Class for creating and managing tools for agent prompts.

This class is responsible for creating, registering, and managing the tools that agents can use to perform actions such as searching for other agents, sending collaboration requests, and decomposing tasks.

Each agent has its own isolated set of tools through a dedicated ToolRegistry instance, ensuring that tools are properly configured for the specific agent using them.

Parameters:
agent_registry

Registry for accessing agent information

communication_hub

Hub for agent communication

llm

Optional language model for tools that require LLM capabilities

_current_agent_id

ID of the agent currently using these tools

_tool_registry

Registry for managing available tools

_available_capabilities

Cached list of available capabilities

_agent_specific_tools_registered

Flag indicating if agent-specific tools are registered

create_tool_from_function(func, name, description, args_schema, category=None, coroutine=None)

Create a tool from a function with proper async support.

This method creates a LangChain StructuredTool that can be used in agent workflows. It supports both synchronous and asynchronous implementations of the tool, allowing for efficient handling of I/O-bound operations.

The tool is automatically registered in the tool registry with the specified category, making it available for agent use.

Parameters:
  • func (Callable[..., Any]) – The synchronous function implementation

  • name (str) – Name of the tool (must be unique)

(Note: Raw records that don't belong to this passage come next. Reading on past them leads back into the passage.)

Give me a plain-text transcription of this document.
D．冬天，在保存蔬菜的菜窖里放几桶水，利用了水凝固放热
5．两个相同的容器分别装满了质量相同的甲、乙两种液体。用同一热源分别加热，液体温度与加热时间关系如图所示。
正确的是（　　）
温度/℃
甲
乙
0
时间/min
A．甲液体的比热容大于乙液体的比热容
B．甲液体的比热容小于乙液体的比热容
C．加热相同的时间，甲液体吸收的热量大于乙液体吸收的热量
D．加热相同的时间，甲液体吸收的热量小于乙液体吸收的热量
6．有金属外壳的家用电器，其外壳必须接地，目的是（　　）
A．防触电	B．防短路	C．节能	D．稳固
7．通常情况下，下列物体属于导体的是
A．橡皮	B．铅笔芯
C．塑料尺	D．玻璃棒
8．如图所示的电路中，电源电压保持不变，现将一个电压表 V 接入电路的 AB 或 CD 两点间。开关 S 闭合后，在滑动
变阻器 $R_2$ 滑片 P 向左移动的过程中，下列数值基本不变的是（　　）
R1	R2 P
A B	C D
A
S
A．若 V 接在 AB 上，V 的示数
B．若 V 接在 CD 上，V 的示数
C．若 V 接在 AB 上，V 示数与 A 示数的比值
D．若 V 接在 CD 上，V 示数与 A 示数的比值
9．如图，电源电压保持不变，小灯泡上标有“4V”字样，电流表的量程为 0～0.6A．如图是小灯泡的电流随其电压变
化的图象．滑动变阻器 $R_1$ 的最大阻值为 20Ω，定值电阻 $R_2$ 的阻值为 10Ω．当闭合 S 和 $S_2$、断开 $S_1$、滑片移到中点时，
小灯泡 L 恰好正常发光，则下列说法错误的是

  • description (str) – Description of the tool that will be shown to the agent

  • args_schema (Type[TypeVar(T, bound= BaseModel)]) – Pydantic model for the tool’s arguments validation

  • category (Optional[str]) – Optional category for the tool (e.g., ‘collaboration’, ‘task_management’)

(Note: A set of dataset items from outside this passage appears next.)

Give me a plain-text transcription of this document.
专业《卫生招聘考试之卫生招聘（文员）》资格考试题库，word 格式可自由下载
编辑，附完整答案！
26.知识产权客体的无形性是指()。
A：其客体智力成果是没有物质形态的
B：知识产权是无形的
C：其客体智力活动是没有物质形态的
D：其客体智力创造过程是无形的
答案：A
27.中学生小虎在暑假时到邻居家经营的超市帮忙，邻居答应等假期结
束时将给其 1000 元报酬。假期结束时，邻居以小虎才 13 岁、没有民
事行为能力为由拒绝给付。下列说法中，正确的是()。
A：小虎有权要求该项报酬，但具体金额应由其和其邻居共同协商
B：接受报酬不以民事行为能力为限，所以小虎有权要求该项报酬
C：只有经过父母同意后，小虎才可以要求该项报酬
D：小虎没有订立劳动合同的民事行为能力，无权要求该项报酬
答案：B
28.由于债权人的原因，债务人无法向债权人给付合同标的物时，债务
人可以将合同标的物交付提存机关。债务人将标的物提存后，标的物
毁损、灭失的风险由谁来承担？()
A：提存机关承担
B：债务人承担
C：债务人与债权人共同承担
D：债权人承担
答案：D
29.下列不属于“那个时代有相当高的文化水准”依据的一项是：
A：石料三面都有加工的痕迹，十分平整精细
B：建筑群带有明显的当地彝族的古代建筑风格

  • coroutine (Optional[Callable[..., Awaitable[Any]]]) – Optional async implementation of the function for better performance

Return type:

StructuredTool

Returns:

A StructuredTool that can be used in LangChain workflows

Note

If both sync and async implementations are provided, the async version will be used when the agent is running in an async context.

create_agent_search_tool()

Create a tool for searching agents by capability.

Return type:

StructuredTool

create_send_collaboration_request_tool()

Create a tool for sending collaboration requests to other agents.

Return type:

StructuredTool

create_task_decomposition_tool()

Create a tool for decomposing complex tasks into subtasks.

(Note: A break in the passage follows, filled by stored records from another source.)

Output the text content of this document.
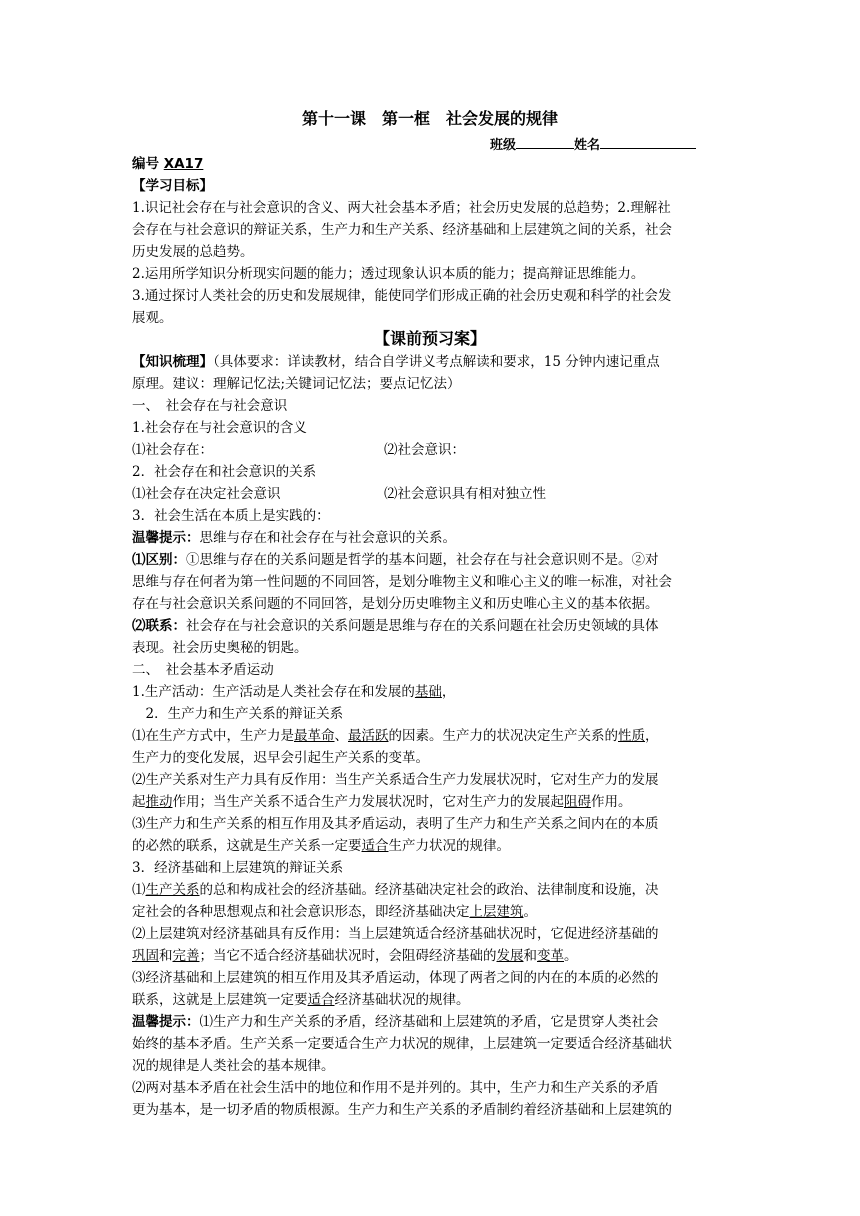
第十一课　第一框　社会发展的规律
班级	姓名
编号 XA17
【学习目标】
1.识记社会存在与社会意识的含义、两大社会基本矛盾；社会历史发展的总趋势；2.理解社
会存在与社会意识的辩证关系，生产力和生产关系、经济基础和上层建筑之间的关系，社会
历史发展的总趋势。
2.运用所学知识分析现实问题的能力；透过现象认识本质的能力；提高辩证思维能力。
3.通过探讨人类社会的历史和发展规律，能使同学们形成正确的社会历史观和科学的社会发
展观。
【课前预习案】
【知识梳理】（具体要求：详读教材，结合自学讲义考点解读和要求，15 分钟内速记重点
原理。建议：理解记忆法;关键词记忆法；要点记忆法）
一、　社会存在与社会意识
1.社会存在与社会意识的含义
⑴社会存在：	⑵社会意识：
2．社会存在和社会意识的关系
⑴社会存在决定社会意识	⑵社会意识具有相对独立性
3．社会生活在本质上是实践的：
温馨提示：思维与存在和社会存在与社会意识的关系。
⑴区别：①思维与存在的关系问题是哲学的基本问题，社会存在与社会意识则不是。②对
思维与存在何者为第一性问题的不同回答，是划分唯物主义和唯心主义的唯一标准，对社会
存在与社会意识关系问题的不同回答，是划分历史唯物主义和历史唯心主义的基本依据。
⑵联系：社会存在与社会意识的关系问题是思维与存在的关系问题在社会历史领域的具体
表现。社会历史奥秘的钥匙。
二、　社会基本矛盾运动
1.生产活动：生产活动是人类社会存在和发展的基础，
　2．生产力和生产关系的辩证关系
⑴在生产方式中，生产力是最革命、最活跃的因素。生产力的状况决定生产关系的性质，
生产力的变化发展，迟早会引起生产关系的变革。
⑵生产关系对生产力具有反作用：当生产关系适合生产力发展状况时，它对生产力的发展
起推动作用；当生产关系不适合生产力发展状况时，它对生产力的发展起阻碍作用。
⑶生产力和生产关系的相互作用及其矛盾运动，表明了生产力和生产关系之间内在的本质
的必然的联系，这就是生产关系一定要适合生产力状况的规律。
3．经济基础和上层建筑的辩证关系
⑴生产关系的总和构成社会的经济基础。经济基础决定社会的政治、法律制度和设施，决
定社会的各种思想观点和社会意识形态，即经济基础决定上层建筑。
⑵上层建筑对经济基础具有反作用：当上层建筑适合经济基础状况时，它促进经济基础的
巩固和完善；当它不适合经济基础状况时，会阻碍经济基础的发展和变革。
⑶经济基础和上层建筑的相互作用及其矛盾运动，体现了两者之间的内在的本质的必然的
联系，这就是上层建筑一定要适合经济基础状况的规律。
温馨提示：⑴生产力和生产关系的矛盾，经济基础和上层建筑的矛盾，它是贯穿人类社会
始终的基本矛盾。生产关系一定要适合生产力状况的规律，上层建筑一定要适合经济基础状
况的规律是人类社会的基本规律。
⑵两对基本矛盾在社会生活中的地位和作用不是并列的。其中，生产力和生产关系的矛盾
更为基本，是一切矛盾的物质根源。生产力和生产关系的矛盾制约着经济基础和上层建筑的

This tool helps agents break down complex tasks into smaller, more manageable subtasks. It’s useful for organizing and prioritizing work, especially for multi-step processes that would be difficult to tackle as a single unit.

The tool uses the LLM to analyze the task and create a structured decomposition with clear, actionable subtasks. Each subtask includes a unique ID, title, and description.

Return type:

StructuredTool

Returns:

A StructuredTool for task decomposition that can be used in agent workflows

Note

If the LLM is not available, the tool will fall back to a simple rule-based decomposition.

set_current_agent(agent_id)

Set the current agent ID for context in tools.

This method establishes the context for which agent is using the tools, which is essential for agent-specific tools like collaboration requests. It also triggers the registration of agent-specific tools if they haven’t been registered yet.

Parameters:

agent_id (str) – The ID of the agent currently using the tools

Return type:

None

Note

This method logs whenever the agent context changes to help with debugging and tracing agent interactions.

get_tools_for_workflow(categories=None, agent_id=None)

Get tools for a specific workflow based on categories.

This method retrieves the appropriate tools for a workflow, optionally filtered by category. It’s used by agent workflows to get the tools they need for specific tasks.

Parameters:
  • categories (Optional[List[str]]) – List of tool categories to include (e.g., ‘collaboration’, ‘task_management’)

  • agent_id (Optional[str]) – ID of the agent that will use these tools (for logging only, doesn’t change context)

Return type:

List[StructuredTool]

Returns:

List of StructuredTool instances configured for the agent

Note

If categories is None, all tools in the registry will be returned. The agent_id parameter is used only for logging and doesn’t change the current agent context.